Das ist für viele Rucksackreisende immer noch viel (netto rund 2 Euro weniger die Stunde beim Mindestlohn), aber für den Staat Australien ist es eigentlich nicht so viel. Bei etwas mehr als 200.000 Work-and-Travel-Visa, die etwa in der Saison 2014/15 vergeben wurden, dürften die Steuereinnahmen bei einem niedrigen dreistelligen Millionenbetrag liegen. Und die dürften noch niedriger liegen, wenn einfach weniger Backpacker zum Reisen und Arbeiten ins Land kommen…

Alternativen bieten sich an

… denn es gibt durchaus auch andere Länder, die mehr als eine Reise wert sind, und die ebenfalls Work-and-Travel anbieten, also ein einjähriges Visum inklusive der Erlaubnis, Geld in einfachen Jobs verdienen zu können. An erster Stelle ist da der kleine Nachbar Australiens zu nennen, Neuseeland, wo es übrigens eine Steuer gibt, die aber „nur“ 10,5 Prozent beträgt. Hoch im Kurs steht Kanada.
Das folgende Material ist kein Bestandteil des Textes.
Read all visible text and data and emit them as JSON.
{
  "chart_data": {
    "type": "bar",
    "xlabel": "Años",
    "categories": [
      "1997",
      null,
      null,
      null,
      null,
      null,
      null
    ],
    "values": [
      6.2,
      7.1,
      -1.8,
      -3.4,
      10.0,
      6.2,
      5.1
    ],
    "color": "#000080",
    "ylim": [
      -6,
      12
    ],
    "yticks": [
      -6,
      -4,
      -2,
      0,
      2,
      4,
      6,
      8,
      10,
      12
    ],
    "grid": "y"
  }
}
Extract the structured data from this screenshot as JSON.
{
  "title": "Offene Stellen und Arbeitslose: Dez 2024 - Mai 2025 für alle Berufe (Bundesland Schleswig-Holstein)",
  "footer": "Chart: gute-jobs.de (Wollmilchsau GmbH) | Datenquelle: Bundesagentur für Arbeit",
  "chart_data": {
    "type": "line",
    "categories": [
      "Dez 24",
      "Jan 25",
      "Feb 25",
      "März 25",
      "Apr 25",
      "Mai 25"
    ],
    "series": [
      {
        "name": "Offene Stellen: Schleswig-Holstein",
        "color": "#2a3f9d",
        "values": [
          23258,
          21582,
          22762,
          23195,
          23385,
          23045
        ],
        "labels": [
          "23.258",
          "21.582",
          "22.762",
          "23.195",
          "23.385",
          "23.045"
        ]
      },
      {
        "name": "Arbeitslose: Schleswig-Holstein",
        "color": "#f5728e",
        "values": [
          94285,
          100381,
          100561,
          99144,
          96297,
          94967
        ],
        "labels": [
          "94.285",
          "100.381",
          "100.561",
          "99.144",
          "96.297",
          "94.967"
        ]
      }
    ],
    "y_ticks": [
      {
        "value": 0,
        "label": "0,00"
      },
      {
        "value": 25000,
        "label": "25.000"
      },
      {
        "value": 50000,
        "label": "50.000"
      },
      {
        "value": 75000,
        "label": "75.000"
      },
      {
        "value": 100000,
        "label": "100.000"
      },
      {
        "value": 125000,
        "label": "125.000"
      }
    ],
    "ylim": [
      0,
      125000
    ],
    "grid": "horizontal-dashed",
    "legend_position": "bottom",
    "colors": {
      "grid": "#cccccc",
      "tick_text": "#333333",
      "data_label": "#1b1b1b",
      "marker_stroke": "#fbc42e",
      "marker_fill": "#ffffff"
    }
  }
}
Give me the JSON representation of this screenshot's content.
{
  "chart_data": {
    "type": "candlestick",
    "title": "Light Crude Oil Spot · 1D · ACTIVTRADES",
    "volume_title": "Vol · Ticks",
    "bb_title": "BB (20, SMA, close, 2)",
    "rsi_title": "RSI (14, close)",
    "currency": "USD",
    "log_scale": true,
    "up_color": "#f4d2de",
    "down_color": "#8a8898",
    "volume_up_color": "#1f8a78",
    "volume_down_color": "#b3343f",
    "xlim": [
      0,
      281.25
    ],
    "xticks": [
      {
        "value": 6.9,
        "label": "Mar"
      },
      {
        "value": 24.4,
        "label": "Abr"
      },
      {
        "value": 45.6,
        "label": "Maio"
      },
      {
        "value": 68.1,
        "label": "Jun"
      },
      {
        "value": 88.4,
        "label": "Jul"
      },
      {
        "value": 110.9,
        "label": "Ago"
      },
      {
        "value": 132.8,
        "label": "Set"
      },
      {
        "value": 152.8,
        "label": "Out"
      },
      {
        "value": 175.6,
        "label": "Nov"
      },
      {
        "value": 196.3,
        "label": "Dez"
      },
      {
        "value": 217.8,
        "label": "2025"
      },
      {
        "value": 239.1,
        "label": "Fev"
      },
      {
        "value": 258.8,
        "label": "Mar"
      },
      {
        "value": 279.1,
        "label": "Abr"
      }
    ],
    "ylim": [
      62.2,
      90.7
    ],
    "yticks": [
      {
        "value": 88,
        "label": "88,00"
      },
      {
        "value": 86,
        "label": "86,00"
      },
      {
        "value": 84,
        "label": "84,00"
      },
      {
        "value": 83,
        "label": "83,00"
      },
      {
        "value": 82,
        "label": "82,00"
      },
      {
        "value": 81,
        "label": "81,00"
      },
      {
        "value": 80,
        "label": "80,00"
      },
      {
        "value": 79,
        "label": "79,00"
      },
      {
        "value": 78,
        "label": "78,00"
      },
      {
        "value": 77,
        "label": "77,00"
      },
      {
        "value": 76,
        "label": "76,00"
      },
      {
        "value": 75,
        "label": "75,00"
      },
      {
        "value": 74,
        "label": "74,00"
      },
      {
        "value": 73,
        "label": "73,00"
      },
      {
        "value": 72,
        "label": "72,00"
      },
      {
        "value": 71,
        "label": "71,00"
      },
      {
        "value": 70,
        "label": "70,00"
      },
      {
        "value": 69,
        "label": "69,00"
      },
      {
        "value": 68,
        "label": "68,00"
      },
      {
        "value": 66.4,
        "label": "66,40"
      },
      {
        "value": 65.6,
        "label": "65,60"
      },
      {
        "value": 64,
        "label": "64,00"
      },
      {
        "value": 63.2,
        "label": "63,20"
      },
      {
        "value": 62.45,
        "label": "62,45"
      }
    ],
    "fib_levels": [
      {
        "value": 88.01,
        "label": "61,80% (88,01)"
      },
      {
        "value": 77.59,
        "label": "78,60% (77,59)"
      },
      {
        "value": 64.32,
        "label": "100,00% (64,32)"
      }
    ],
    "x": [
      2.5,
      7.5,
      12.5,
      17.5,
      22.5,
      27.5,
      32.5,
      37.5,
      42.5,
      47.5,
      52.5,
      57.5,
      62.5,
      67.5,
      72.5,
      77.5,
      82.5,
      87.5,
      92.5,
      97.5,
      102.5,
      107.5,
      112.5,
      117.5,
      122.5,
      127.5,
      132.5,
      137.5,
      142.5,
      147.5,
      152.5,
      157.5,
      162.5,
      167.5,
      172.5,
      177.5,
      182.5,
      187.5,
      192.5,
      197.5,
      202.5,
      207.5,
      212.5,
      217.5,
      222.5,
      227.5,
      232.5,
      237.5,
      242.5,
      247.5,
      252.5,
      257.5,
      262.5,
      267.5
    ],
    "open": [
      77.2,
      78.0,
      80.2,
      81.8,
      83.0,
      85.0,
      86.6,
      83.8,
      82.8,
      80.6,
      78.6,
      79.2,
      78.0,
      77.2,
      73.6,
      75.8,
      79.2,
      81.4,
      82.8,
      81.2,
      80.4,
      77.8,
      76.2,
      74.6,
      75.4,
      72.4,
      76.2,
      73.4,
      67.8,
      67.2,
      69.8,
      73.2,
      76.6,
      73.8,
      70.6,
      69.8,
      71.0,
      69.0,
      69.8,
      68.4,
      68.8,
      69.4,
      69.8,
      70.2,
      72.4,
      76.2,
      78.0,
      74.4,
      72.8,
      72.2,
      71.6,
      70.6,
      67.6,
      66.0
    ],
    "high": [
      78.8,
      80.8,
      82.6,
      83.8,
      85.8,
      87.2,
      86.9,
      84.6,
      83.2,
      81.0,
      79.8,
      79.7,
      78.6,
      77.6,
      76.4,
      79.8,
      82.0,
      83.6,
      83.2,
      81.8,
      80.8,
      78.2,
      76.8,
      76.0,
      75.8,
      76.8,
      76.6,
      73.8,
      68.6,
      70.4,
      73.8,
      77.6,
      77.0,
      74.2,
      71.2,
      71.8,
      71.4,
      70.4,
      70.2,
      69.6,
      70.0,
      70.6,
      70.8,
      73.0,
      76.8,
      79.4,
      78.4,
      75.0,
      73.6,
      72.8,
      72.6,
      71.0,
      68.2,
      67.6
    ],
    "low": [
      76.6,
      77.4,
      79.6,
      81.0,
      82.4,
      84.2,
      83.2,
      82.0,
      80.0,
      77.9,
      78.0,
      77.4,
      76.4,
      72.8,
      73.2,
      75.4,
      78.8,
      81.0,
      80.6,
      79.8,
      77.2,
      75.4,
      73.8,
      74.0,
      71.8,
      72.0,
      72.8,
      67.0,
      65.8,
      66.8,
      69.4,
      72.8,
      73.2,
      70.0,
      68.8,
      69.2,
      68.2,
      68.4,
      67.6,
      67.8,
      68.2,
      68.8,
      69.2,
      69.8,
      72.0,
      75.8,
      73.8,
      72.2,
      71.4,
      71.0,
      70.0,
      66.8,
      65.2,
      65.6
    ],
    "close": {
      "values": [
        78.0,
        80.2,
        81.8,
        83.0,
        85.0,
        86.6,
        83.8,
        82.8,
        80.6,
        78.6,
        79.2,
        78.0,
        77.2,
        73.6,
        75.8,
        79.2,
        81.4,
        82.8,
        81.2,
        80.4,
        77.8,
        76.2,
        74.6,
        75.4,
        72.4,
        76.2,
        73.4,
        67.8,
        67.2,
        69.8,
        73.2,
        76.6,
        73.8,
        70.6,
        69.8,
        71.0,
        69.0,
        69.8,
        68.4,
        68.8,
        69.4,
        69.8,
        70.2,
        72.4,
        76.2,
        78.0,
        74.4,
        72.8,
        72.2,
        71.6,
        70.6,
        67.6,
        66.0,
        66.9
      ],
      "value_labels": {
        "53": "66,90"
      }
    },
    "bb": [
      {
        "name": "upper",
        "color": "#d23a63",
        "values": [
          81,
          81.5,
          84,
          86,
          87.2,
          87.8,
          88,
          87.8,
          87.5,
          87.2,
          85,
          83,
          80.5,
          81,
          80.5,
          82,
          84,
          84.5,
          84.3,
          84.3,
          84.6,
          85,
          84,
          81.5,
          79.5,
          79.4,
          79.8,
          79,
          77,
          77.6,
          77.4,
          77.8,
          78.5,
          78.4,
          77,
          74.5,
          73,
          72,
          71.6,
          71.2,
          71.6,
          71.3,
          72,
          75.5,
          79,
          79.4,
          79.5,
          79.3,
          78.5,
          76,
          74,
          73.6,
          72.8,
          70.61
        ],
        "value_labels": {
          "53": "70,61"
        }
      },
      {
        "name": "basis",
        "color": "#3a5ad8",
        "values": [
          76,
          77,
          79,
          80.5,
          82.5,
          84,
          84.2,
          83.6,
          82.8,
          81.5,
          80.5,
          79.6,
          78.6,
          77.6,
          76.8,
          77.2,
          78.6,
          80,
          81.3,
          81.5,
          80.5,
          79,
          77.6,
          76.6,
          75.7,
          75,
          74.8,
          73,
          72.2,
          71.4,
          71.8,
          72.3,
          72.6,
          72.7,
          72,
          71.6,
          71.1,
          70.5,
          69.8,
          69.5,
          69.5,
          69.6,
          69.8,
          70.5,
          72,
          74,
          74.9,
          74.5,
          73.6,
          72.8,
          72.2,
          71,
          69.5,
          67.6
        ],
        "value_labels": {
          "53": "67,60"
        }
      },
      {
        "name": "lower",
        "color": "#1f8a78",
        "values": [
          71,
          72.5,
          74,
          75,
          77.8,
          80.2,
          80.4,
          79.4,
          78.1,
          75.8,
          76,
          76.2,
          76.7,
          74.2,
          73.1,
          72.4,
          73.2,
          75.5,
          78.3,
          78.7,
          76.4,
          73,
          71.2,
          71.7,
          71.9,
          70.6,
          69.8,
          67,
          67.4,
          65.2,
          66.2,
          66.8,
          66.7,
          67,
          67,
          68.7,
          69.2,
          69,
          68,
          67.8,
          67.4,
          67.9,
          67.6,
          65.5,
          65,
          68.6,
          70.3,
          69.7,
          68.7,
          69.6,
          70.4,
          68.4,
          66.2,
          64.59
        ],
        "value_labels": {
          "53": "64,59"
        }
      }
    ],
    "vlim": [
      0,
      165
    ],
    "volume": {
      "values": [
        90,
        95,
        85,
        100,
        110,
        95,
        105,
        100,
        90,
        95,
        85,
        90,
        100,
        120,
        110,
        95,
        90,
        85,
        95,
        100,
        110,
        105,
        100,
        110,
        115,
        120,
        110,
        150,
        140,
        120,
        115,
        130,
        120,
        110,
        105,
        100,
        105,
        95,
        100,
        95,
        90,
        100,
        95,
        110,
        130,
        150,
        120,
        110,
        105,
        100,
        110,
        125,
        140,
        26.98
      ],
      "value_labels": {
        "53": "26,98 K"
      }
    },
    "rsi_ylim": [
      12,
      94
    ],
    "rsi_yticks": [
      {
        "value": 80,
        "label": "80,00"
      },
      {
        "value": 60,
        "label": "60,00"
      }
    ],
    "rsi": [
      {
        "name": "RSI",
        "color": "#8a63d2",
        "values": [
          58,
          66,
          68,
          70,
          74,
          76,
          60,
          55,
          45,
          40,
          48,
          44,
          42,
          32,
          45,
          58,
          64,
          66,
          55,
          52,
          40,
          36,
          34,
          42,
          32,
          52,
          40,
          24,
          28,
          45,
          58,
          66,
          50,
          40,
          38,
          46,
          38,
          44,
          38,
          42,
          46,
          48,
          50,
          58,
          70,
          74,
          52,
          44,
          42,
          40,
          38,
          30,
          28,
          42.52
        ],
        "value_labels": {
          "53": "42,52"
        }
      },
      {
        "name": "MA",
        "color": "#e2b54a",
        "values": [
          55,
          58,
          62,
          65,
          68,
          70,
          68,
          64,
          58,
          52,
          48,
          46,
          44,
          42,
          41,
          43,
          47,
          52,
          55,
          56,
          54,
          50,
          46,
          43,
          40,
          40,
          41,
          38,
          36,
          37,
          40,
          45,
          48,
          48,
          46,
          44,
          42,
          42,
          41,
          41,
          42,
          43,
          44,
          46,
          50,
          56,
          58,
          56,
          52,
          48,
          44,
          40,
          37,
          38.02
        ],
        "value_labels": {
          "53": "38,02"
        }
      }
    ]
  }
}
Allerdings mittlerweile so hoch, dass die Visa per Losverfahren verteilt werden. Besonders exotisch, aber vielleicht deshalb auch besonders interessant sind Japan und Chile, die ebenfalls Work-and-Travel anbieten.
Und was viele übersehen: Der Sprung in das EU-Ausland mag zwar nicht so spektakulär sein wie der in die bisher genannten Länder, dafür ist er aber ganz einfach. Denn in EU-Staaten können Sie als Deutscher ohne jede Einschränkung reisen und arbeiten.